The boy gave a casual shrug that was anything but. “The clans. The people who killed our parents.” He leaned closer to her and she was caught once again by his eyes. “I’ll tell you something, something everyone will know at some point. I’m gonna be the next hokage.” 

“Hokage?” she echoed. She knew her history, of course, but the last hokage had been killed thirty years ago. “The clans won’t let you.” They’d stopped anyone from stepping up. Therewas no hokage. Not anymore. 

“They won’t know what hit ‘em.” 

She looked at him and for a second she believed. 

The next moment she dismissed the idea but she liked him. He felt like he was in control, even here in the middle of the night, knelt by the curb of a street in the middle of nowhere. 
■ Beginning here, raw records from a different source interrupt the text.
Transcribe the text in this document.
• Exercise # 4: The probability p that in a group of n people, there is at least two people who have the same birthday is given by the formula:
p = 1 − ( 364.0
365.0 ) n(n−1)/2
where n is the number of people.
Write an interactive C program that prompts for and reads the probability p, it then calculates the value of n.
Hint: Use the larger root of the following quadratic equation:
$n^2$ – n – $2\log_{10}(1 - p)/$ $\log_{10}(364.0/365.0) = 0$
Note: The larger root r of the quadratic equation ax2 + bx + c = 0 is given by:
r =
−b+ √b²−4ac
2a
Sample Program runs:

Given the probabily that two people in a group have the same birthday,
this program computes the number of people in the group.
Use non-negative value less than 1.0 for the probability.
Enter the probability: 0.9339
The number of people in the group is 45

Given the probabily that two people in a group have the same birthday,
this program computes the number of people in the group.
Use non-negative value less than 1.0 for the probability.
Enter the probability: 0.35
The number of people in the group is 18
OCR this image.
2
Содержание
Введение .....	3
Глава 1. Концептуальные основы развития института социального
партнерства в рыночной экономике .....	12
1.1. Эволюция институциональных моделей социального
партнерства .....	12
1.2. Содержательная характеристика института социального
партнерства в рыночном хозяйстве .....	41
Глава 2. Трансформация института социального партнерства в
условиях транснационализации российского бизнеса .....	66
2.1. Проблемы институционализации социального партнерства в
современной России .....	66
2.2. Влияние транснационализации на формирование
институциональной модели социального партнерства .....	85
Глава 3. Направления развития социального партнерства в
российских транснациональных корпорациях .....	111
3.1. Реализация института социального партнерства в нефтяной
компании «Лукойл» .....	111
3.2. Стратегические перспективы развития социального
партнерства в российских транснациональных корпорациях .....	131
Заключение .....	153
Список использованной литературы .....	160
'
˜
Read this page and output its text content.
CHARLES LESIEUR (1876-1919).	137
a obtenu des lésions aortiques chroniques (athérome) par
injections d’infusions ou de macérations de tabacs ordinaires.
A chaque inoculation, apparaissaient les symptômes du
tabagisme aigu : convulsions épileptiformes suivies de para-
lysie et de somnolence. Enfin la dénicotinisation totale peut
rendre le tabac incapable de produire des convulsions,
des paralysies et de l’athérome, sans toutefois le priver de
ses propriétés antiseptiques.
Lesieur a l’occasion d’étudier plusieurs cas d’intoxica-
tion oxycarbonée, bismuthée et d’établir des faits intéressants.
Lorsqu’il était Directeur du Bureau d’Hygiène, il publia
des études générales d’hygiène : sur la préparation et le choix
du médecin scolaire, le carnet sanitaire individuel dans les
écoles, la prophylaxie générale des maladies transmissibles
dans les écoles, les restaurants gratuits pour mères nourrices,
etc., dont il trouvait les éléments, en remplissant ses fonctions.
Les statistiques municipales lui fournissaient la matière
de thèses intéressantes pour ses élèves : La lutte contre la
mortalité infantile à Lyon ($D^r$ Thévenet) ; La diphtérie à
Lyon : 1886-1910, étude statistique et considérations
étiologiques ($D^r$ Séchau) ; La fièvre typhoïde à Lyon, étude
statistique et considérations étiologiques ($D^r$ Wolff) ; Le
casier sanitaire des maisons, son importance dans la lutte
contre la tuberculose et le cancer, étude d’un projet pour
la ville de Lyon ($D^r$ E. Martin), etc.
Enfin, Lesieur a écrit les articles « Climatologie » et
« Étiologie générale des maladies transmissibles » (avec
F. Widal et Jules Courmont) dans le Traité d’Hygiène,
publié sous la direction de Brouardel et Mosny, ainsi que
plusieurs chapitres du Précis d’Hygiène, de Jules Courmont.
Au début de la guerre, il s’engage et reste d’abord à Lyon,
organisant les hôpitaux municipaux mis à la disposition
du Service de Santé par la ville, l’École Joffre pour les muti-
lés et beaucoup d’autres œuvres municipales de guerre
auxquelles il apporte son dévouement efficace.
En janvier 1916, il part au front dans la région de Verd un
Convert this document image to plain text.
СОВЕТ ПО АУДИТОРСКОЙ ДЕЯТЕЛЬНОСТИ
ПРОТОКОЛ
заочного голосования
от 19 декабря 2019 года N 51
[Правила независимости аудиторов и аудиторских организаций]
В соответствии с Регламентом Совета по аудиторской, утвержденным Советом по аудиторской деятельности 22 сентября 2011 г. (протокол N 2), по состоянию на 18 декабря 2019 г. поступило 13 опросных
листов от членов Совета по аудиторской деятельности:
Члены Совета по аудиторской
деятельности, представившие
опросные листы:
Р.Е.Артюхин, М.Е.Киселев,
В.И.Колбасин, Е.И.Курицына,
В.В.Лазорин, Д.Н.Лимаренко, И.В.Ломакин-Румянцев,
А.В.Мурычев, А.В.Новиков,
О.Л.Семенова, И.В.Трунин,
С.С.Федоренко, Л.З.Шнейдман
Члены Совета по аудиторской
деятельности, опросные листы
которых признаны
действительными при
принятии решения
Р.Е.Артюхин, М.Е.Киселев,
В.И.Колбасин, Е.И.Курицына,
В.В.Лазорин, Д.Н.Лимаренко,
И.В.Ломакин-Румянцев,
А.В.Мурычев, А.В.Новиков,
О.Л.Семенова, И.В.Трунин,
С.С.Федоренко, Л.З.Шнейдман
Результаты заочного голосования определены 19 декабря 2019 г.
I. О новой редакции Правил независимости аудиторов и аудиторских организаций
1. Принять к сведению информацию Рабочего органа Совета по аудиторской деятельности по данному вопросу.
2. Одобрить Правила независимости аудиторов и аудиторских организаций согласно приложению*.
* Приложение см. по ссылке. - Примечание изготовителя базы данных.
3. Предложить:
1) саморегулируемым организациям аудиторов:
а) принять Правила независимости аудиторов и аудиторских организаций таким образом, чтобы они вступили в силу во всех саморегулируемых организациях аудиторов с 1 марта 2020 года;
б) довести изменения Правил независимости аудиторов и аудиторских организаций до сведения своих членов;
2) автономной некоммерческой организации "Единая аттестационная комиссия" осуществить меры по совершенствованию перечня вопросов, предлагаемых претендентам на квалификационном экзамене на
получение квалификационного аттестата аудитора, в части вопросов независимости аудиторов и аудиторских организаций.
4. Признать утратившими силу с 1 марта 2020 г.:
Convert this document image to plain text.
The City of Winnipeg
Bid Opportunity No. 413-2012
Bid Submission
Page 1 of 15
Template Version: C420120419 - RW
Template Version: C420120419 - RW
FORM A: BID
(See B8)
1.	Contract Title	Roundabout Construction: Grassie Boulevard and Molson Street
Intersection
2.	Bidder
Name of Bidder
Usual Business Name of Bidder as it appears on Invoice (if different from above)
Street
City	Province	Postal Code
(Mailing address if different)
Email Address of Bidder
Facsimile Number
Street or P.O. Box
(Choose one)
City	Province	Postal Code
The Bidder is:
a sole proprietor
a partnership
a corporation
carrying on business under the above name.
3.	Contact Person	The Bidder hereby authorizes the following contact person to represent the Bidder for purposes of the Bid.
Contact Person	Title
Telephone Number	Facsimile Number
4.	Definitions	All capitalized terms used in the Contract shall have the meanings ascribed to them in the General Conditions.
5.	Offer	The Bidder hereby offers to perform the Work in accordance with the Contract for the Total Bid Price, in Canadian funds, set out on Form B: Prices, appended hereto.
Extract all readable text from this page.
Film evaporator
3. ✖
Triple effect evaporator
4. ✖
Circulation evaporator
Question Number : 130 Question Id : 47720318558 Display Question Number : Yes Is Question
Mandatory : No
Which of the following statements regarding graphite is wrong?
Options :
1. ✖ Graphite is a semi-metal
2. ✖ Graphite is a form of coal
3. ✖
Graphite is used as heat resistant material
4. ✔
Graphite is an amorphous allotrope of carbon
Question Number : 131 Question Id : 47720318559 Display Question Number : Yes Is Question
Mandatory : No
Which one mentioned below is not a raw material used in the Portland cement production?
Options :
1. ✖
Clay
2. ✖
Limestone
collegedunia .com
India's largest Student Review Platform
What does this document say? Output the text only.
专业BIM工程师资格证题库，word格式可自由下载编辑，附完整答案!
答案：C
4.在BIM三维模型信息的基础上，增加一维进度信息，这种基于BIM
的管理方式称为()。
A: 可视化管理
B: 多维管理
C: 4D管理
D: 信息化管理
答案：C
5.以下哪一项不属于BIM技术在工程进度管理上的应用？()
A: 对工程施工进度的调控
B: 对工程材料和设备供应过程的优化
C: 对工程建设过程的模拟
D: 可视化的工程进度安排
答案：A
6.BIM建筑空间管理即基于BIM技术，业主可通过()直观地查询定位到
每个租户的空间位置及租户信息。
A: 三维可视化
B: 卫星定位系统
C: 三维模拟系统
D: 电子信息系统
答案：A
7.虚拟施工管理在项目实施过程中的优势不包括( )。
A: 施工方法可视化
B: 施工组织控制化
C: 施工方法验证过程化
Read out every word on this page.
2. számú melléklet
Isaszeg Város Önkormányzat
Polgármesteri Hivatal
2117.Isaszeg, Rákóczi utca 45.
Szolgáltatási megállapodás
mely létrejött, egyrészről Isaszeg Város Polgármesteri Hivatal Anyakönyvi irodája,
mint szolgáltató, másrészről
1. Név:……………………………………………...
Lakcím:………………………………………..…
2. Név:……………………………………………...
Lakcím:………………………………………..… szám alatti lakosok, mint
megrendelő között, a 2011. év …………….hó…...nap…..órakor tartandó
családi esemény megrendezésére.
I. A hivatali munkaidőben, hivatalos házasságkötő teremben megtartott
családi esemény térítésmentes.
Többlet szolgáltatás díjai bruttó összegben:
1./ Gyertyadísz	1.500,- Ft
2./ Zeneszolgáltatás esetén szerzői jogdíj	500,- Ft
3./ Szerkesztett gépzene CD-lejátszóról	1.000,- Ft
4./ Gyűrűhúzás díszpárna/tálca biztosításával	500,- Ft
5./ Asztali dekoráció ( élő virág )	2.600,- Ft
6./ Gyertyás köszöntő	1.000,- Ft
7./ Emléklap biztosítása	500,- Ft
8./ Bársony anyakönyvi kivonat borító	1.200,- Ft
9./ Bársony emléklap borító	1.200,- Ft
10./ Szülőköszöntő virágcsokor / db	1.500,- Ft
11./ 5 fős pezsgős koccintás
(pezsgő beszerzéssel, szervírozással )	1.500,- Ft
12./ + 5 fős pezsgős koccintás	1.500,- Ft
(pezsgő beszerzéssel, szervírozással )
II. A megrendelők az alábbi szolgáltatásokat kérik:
“All of Konoha, huh?” she asked. She grabbed her school backpack and shoved a few of the surviving things she’d found in there. Her owl, a watch of her dad’s, a half burnt dress of hers, and a few more odds and ends. 

When she stood up he was beside her in a flash. “I’m Naruto, by the way,” he introduced. 

“Sakura,” she replied. 

A crashing sound came from a few streets down and they both tensed and looked towards it. Nothing in sight but Naruto was right, the streets weren’t safe at night. That’s when shinobi came out to settle things in blood. 

“Where do we go?” she whispered, eyes straining in the dark to see anything. Maybe they’d be coming back for her, like they had Naruto. 

“You like ramen?” he asked. His tone completely at odds with the situation. 

“What?” 

“Come on, Ichiraku ramen can make everything better.” 

He grabbed her hand and turned to walk down the sidewalk. She followed along, sending a couple last looks over her shoulder at her home. 

She pulled the backpack up a little higher and matched her pace to his. She looked down at bare feet and made herself keep walking.